Temuan itu memberi pandangan yang mendalam mengenai bagaimana magma terbentuk dan akan menghasilkan contoh yang lebih baik mengenai benturan benua dan pembentukan sabuk gunung.

"Dengan keberadaan sumber panas luar, batu akan menjadi panas lebih efektif dibandingkan dengan perkiraan sebelumnya," kata profesor ilmu geologi di MU College of Arts and Science, Allan Whittington .

"Kami menerapkan temuan kami pada model komputer yang meramalkan apa yang terjadi pada bebatuan ketika terkubur dan menjadi panas di sabuk gunung, seperti Himalaya hari ini atau Black Hills di South Dakota dalam geologi masa lalu. Kami mendapati bahwa rangkaian panas, yang disebabkan oleh gerakan tektonik selama pembentukan sabuk gunung, dengan sangat mudah menyulut pencairan kerak bumi," kata Allan Whittington .
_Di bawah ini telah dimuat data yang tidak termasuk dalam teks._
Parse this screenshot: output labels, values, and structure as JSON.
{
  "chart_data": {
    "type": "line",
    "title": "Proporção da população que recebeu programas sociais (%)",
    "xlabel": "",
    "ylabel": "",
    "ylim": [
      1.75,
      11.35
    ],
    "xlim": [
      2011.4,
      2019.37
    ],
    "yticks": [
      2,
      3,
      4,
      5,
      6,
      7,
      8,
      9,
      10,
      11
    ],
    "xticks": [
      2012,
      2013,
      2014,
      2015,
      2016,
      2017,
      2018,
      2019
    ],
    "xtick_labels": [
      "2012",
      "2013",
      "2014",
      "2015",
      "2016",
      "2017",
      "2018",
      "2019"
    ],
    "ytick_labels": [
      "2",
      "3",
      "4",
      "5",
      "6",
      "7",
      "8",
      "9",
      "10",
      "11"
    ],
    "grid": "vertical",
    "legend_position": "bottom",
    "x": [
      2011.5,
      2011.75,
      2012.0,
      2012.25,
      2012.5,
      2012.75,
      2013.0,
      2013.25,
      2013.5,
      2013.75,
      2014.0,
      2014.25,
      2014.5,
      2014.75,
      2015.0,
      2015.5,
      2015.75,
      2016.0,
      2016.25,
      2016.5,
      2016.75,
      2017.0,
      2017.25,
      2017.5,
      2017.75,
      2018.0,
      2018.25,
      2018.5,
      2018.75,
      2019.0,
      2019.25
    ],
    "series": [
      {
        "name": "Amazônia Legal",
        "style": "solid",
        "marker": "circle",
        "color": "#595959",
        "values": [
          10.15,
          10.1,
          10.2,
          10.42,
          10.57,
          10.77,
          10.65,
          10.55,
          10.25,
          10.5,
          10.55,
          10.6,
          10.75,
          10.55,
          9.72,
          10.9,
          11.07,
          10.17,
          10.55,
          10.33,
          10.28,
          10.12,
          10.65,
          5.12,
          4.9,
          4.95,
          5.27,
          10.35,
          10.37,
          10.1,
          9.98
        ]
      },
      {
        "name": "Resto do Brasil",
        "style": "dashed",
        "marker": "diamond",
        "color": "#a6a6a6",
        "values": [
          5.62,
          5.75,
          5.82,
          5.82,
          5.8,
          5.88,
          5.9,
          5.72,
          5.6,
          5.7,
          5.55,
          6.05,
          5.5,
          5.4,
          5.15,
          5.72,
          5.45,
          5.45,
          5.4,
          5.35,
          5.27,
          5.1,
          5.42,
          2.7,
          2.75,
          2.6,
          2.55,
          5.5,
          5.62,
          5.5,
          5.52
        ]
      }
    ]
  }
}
Dalam studi tersebut, para peneliti menggunakan teknik yang berlandaskan laser guna menentukan berapa lama panas tersalur melalui sampel batu yang berbeda. Dalam semua sampel, penyebaran panas, atau seberapa baik satu materi mengirim panas, turun dengan cepat dengan peningkatan temperatur. Para peneliti mendapati bahwa penyebaran panas batu panas dan magma menjadi separuh apa yang sebelumnya diperkirakan.

"Kebanyakan pencairan kerak bumi terjadi akibat intrusi magma panas dasar dari lapisan Bumi," kata profesor ilmu geologi di MU College of Arts and Science,Peter Nabelek seperti dikutip dari Xinhua-OANA.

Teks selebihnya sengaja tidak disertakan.